I was in my second year at UNC when the school began to make national headlines for its mishandling of sexual assault cases. As a student, I was deeply unsettled by the claims made by several students and an administrator. As an activist, I was proud to witness the protests and pushback that came in the wake of these controversies.

And as a history major, I suspected that this crisis did not emerge overnight. So I decided to undertake an honors thesis about the history of anti-rape activism at UNC.

My research focused on three waves of student activism and the University’s response. Each revealed that activists and administrators failed to adequately address campus rape because they tried to simplify an extremely complex problem.

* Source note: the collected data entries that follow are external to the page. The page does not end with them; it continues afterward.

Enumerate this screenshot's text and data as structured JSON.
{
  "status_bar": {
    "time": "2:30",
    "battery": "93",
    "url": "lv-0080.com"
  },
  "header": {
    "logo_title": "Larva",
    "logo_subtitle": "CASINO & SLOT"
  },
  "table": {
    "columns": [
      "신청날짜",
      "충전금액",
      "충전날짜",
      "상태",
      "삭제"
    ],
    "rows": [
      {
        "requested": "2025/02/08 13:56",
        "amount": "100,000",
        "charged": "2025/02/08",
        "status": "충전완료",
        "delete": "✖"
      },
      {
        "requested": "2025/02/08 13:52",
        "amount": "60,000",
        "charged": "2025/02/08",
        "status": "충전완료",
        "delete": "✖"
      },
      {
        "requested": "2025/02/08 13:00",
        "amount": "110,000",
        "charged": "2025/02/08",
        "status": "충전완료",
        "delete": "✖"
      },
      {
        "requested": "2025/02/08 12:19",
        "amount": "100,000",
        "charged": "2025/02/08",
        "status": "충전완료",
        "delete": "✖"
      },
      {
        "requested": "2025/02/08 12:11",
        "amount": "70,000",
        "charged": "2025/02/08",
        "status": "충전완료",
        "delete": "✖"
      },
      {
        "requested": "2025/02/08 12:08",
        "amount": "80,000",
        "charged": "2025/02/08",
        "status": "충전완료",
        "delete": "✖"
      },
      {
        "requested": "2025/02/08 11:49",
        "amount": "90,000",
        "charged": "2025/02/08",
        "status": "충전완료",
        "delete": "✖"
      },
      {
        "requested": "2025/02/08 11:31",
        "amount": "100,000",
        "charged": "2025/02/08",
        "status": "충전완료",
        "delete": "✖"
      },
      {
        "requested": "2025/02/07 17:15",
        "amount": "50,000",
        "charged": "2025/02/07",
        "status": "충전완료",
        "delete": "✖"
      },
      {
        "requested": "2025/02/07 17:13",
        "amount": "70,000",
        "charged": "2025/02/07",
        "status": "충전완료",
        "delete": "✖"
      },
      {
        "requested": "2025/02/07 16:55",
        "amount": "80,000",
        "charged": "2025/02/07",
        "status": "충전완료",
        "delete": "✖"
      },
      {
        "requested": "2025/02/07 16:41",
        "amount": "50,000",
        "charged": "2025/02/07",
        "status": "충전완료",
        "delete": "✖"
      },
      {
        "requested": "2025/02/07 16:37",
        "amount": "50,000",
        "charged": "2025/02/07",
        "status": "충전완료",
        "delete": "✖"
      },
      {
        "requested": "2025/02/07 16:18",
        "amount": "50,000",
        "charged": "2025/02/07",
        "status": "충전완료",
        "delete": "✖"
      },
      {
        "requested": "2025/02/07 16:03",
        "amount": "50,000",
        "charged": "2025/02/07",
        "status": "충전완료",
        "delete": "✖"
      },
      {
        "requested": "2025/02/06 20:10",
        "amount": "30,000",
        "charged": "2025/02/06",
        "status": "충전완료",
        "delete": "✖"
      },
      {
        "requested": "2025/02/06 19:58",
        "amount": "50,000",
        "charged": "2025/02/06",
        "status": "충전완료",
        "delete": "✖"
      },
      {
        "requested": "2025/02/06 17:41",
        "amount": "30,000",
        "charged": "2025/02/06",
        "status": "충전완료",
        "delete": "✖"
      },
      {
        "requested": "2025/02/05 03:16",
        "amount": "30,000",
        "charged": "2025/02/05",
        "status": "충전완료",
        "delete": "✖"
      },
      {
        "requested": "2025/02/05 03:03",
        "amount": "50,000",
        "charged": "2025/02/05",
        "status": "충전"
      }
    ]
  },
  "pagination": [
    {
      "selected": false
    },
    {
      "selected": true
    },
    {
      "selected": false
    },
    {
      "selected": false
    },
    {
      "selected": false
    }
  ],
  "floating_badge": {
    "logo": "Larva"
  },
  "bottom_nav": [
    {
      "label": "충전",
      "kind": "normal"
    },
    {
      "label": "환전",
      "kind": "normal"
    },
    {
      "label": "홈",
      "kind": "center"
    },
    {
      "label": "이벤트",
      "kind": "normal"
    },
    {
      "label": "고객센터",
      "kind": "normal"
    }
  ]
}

Beginning in the 1960s, the proportion of women in the student body began to grow steadily. Throughout the decade, UNC governed them under the austere rules of in loco parentis. By emphasizing the danger of illicit sex to a woman’s reputation, administrators created a harmful tradition of silence surrounding assault.

In 1974, local activist Miriam Slifkin founded what is now the Orange County Rape Crisis Center. Its establishment began a discussion, but the sheltered environment of a college campus created a rhetoric at UNC that was based more on fear than fact.

Indeed, beginning with a 1974 slide presentation created by the Association for Women Students called “Lady Beware,” a theme of stranger rape and victim-blaming emerged within early rape awareness and prevention work. This often did more to perpetuate rape myths than to combat rape itself and prevented women from recognizing assaults by dates and acquaintances as legitimate forms of rape.

With the publication of an article in “Ms.” magazine in 1982, date rape finally became a topic of national conversation. Students began to develop new forms of activism, including peer education and victim support. Nonetheless, activists and administrators alike found the issue of date rape frustratingly ambiguous and therefore difficult to combat. They avoided confronting something as problematic and prevalent as date rape by focusing on the more easily defined issue of stranger rape.

Activists in the 1990s tried to connect date rape to the larger, systemic problem of rape culture — the idea that sexual violence is not only normal but inevitable, and that victims are themselves culpable. Around the same time, the University began adjudicating sexual assault cases in the Honor Court. Such responses, however, proved inadequate; activists were unable to offer tangible solutions to such a far-reaching problem as rape culture and the Honor Court lacked the training and resources to adequately prosecute such serious crimes.

Forty years after “Lady Beware,” we are still struggling to address sexual assault on our campus. Previous activists and administrators tended to ignore elements of the campus rape problem that could not be easily addressed. Learning from them, we need to use, rather than avoid, current knowledge and research that indicates a collective complicity in sustaining the institutions and traditions that breed sexual assault, blame victims and hide rapists on college campuses.

We also need to continue to expand our activism and advocacy beyond the college campus and beyond one type of victim by recognizing that individuals of all gender identities, races and socioeconomic statuses experience sexual violence, whether they are college students or not.

One of the past’s greatest merits is its ability to inform the present. By acknowledging the history of rape at UNC, we can begin to honor the legacy that activists and survivors have left with us.

We have made progress in the past fifty years, but I hope shining a light on all of the progress we have not made will push us to strive for more.